Remote device example

A common backend flow is to issue a short-lived application token to a remote device. The device only needs to create a tunnel for one project. It does not need to read account resources, manage credentials, or open connections back to other tunnels.

import { createClientCredentialsToken } from "@rstreamlabs/rstream";
 
const { token } = createClientCredentialsToken(
  {
    clientId: process.env.RSTREAM_CLIENT_ID!,
    clientSecret: process.env.RSTREAM_CLIENT_SECRET!,
  },
  {
    expiresInSeconds: 60,
    claims: {
      permissions: ["tunnels.tunnels.create-delete"],
      tunnelsGrants: [
        {
          projects: ["project-id"],
          scopes: {
            tunnels: {
              create: {
                filters: {
                  protocol: "http",
                  publish: true,
                },
              },
            },
          },
        },
      ],
    },
  },
);

The resulting token can create matching HTTP tunnels for project-id. It cannot list projects through the hosted API unless API permissions are also granted, and it cannot connect to tunnels because no tunnels.streams.create-delete permission is present.

API example

The control plane can mint a short-lived auth token with the same model. Passing permissions narrows API and tunnel permissions. Passing tunnelsGrants narrows the tunnel projects and runtime scope.

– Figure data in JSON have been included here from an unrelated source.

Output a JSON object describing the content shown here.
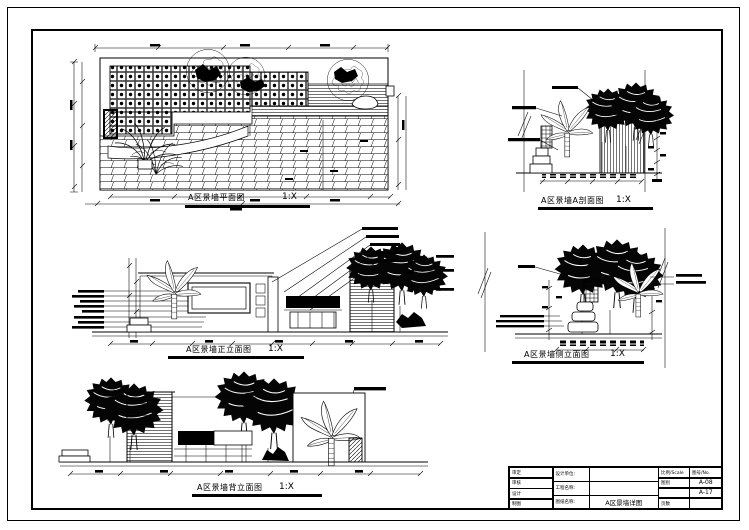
{
  "sheet": {
    "background": "#ffffff",
    "ink": "#000000"
  },
  "drawings": {
    "plan": {
      "title": "A区景墙平面图",
      "scale": "1:X"
    },
    "section": {
      "title": "A区景墙A剖面图",
      "scale": "1:X"
    },
    "front": {
      "title": "A区景墙正立面图",
      "scale": "1:X"
    },
    "side": {
      "title": "A区景墙侧立面图",
      "scale": "1:X"
    },
    "back": {
      "title": "A区景墙背立面图",
      "scale": "1:X"
    }
  },
  "title_block": {
    "sign_rows": [
      "审定",
      "审核",
      "设计",
      "制图"
    ],
    "info_labels": [
      "设计单位:",
      "工程名称:",
      "图纸名称:"
    ],
    "drawing_name": "A区景墙详图",
    "scale_header": "比例/Scale",
    "no_header": "图号/No.",
    "type_label": "图别",
    "pages_label": "页数",
    "sheet_no_1": "A-08",
    "sheet_no_2": "A-17"
  }
}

curl -X POST "https://rstream.io/api/tokens" \
  -H "Authorization: Bearer <token-with-api.tokens.create>" \
  -H "Content-Type: application/json" \
  -d '{
    "permissions": ["tunnels.tunnels.create-delete"],
    "tunnelsGrants": [
      {
        "projects": ["project-id"],
        "scopes": {
          "tunnels": {
            "create": {
              "filters": {
                "protocol": "http",
                "publish": true,
                "token_auth": true
              }
            }
          }
        }
      }
    ]
  }'

Use short expirations for delegated tokens. A one-minute token is usually enough for browser bootstrap, device handoff, and other flows where a backend remains responsible for authorization.